The goal of the project is to encapsulate the cancer lysate (proteins) obtained from lysing cancer cells into lipid bilayer vesicles called liposomes. The project has several steps and for the summer I am working on preparing cancer lysate, synthesizing liposomes and try to encapsulate those lysate into liposomes along with several assays and testing procedures. My daily activities in the lab included but are not limited to cell culture, making buffer solutions, synthesizing liposomes of different lipid ratios, preparing cell lysate and performing protein assays, literature reviews on the subject matter and learning new stuff from the graduate students’ project. From this experience, I have learned the daily life of a researcher and graduate students.

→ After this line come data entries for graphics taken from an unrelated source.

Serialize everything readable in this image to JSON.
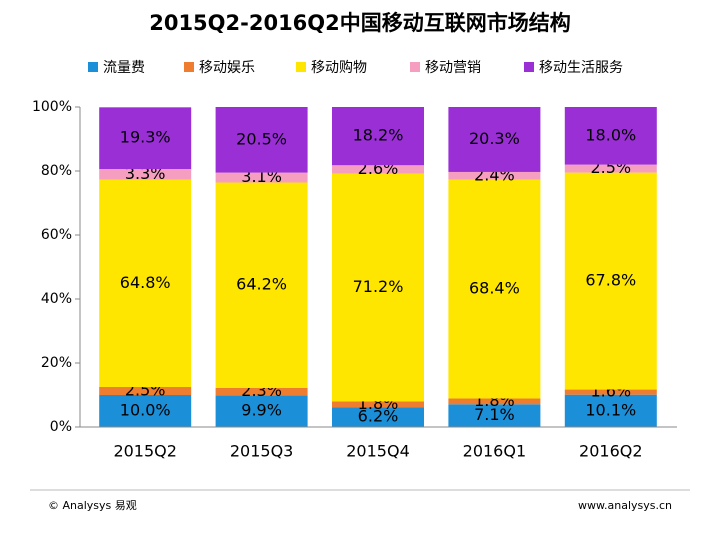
{
  "chart_data": {
    "type": "stacked_bar",
    "title": "2015Q2-2016Q2中国移动互联网市场结构",
    "categories": [
      "2015Q2",
      "2015Q3",
      "2015Q4",
      "2016Q1",
      "2016Q2"
    ],
    "series": [
      {
        "name": "流量费",
        "color": "#1b8fd8",
        "values": [
          10.0,
          9.9,
          6.2,
          7.1,
          10.1
        ],
        "value_labels": [
          "10.0%",
          "9.9%",
          "6.2%",
          "7.1%",
          "10.1%"
        ]
      },
      {
        "name": "移动娱乐",
        "color": "#ee7d2f",
        "values": [
          2.5,
          2.3,
          1.8,
          1.8,
          1.6
        ],
        "value_labels": [
          "2.5%",
          "2.3%",
          "1.8%",
          "1.8%",
          "1.6%"
        ]
      },
      {
        "name": "移动购物",
        "color": "#ffe600",
        "values": [
          64.8,
          64.2,
          71.2,
          68.4,
          67.8
        ],
        "value_labels": [
          "64.8%",
          "64.2%",
          "71.2%",
          "68.4%",
          "67.8%"
        ]
      },
      {
        "name": "移动营销",
        "color": "#f59ec0",
        "values": [
          3.3,
          3.1,
          2.6,
          2.4,
          2.5
        ],
        "value_labels": [
          "3.3%",
          "3.1%",
          "2.6%",
          "2.4%",
          "2.5%"
        ]
      },
      {
        "name": "移动生活服务",
        "color": "#9a2fd6",
        "values": [
          19.3,
          20.5,
          18.2,
          20.3,
          18.0
        ],
        "value_labels": [
          "19.3%",
          "20.5%",
          "18.2%",
          "20.3%",
          "18.0%"
        ]
      }
    ],
    "ylim": [
      0,
      100
    ],
    "yticks": [
      {
        "value": 0,
        "label": "0%"
      },
      {
        "value": 20,
        "label": "20%"
      },
      {
        "value": 40,
        "label": "40%"
      },
      {
        "value": 60,
        "label": "60%"
      },
      {
        "value": 80,
        "label": "80%"
      },
      {
        "value": 100,
        "label": "100%"
      }
    ],
    "legend": "top",
    "footer_left": "© Analysys 易观",
    "footer_right": "www.analysys.cn"
  }
}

My name is Sabrina and I was involved in the summer 2018 OSCAR program. My work is about the investigation and fate of emerging contaminants in Gunston Cove of Potomac River in Alexandria. We extract micropollutants from water, sediment and fish samples and then use the liquid chromatography-mass spectrum (LC-MS/MS) method to analyze the extracts. We use solid phase to extract the micropollutants from water samples and QuEChERS to extract them from sediments and fish and then run the extracts in the LC-Ms/MS instrument and then we analyze the results. After that, we apply the KABAM model to predict the bioaccumulation of chemicals in organisms’ tissues. More interestingly, the work is collaborative, and this gives me a good opportunity to interact with people of different backgrounds as well as being more involved in teamwork. This research is the best experience in my academic pathway because I feel that I absorbed a lot of information related to my field and I am surrounded by a huge, friendly, and experienced team working with me in the lab. Moreover, this research involves a lot of data analysis and uses a lot of literature resources where I learn about my research and related topics as well as develop skills in data analysis and time management. I learn from every single step I process, I'm strengthening my experience in lab work, interacting with people with high experience and I've learned to work under the pressure of time which I can apply in my daily life. I also should admit that after what I've learned about the potential risk of micropollutants on the aquatic environment and human health, this search is a guide for me to pursue my graduate program in the same field of study.